Dissolved organic carbon (DOC) in groundwater is usually expressed as milligrams of organic carbon per liter of filtered water (mg/L). DOC in both ground- and surface water systems is made up of thousands of individual compounds that are difficult to identify. However, they rarely need to be identified for most groundwater applications and more inexpensive DOC measurements typically suffice. For that reason, DOC measurements are thus a routine component of many general-purpose groundwater analyses. DOC is present in all surface water and groundwater, but in groundwater the concentrations are small relative to their concentration in surface water. In uncontaminated (pristine) groundwater, DOC is generally much less than 1 percent by weight of total dissolved solids (TDS) present. However, DOC in groundwater is important despite the typically low concentration. Active bacteria of natural origin are present nearly everywhere in groundwater and they foster biochemical reactions that commonly influence or control groundwater quality (i.e., water usefulness). For example, the presence and nature of the DOC may be a controlling factor in the biochemical processes that govern the pH and oxidation-reduction state of the water. pH and oxidation-reduction state, in turn, governs concentrations of important water-quality constituents such as iron, manganese, chromium, arsenic and nitrate. It is useful to read the Groundwater Project book, Groundwater Microbiology (2021) as background for reading this book.

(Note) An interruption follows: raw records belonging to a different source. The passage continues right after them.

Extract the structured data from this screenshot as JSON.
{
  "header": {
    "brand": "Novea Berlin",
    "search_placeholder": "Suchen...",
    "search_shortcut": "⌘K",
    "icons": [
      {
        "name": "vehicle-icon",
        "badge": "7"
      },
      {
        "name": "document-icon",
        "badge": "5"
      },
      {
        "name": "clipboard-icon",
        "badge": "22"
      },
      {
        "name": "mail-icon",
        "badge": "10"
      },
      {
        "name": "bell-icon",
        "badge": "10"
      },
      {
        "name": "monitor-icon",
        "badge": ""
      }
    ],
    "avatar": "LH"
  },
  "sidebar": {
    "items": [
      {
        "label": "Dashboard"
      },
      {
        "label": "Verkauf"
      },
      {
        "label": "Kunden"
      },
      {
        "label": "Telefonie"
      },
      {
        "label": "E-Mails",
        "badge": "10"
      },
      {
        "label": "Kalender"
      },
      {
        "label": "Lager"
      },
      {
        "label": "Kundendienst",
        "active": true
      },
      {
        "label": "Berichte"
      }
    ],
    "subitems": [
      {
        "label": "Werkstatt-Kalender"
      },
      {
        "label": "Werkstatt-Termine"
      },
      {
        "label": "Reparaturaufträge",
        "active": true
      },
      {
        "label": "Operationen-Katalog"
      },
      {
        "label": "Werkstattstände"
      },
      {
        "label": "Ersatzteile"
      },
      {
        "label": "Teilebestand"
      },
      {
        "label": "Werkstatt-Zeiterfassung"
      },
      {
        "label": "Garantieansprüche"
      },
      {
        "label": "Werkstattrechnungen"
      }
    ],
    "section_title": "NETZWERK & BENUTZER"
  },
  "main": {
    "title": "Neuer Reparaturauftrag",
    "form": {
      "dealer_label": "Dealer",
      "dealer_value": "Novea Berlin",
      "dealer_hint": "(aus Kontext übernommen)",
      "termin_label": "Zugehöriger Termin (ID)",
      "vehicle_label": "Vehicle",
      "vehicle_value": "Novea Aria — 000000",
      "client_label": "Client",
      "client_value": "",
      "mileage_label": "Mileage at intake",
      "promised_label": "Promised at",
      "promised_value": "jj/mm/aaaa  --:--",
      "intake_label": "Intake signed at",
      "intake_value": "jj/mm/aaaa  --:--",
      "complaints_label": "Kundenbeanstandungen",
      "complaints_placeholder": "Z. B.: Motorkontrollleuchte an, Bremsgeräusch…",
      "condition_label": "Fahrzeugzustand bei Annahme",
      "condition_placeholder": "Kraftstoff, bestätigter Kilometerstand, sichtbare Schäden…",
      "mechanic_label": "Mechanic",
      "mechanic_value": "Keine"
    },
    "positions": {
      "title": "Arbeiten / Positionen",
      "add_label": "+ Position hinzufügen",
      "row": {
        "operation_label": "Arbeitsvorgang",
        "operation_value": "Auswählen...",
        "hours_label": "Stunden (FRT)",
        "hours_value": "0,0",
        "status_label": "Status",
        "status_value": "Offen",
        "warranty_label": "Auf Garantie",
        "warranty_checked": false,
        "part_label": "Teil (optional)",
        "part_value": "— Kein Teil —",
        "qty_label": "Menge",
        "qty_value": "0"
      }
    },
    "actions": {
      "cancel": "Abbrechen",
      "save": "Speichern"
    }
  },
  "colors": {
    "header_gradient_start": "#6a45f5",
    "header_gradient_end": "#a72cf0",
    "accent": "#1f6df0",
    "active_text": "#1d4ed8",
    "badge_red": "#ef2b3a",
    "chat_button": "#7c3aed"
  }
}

One reason for measuring the amount of DOC in groundwater is to determine whether the water has a normal concentration, with normal being between 0.3 and 1 mg/L. Exceptionally abnormal levels are above 5 mg/L. Abnormality usually indicates something important, for example the DOC may come from anthropogenic sources or from direct infiltration of water from a river or lake into an aquifer. Alternatively, it may indicate that agricultural or industrial activity has diminished DOC attenuation in water percolating through the vadose zone. Any of these situations would indicate the need to consider possible causes of contamination that would be worthy of further investigation.

The author of this book, Dr. Francis Chapelle is an emeritus Research Hydrologist at the United States Geological Survey where his research has focused on how microbial processes affect pristine and contaminated groundwater. He authored the textbook Groundwater Microbiology and Geochemistry that was published as a second edition in 2003 and he has received numerous awards for his life’s work. The Groundwater Project feels fortunate that Dr. Chapelle freely provided this synthesis of humankind’s knowledge of DOC for all who want to know more about groundwater.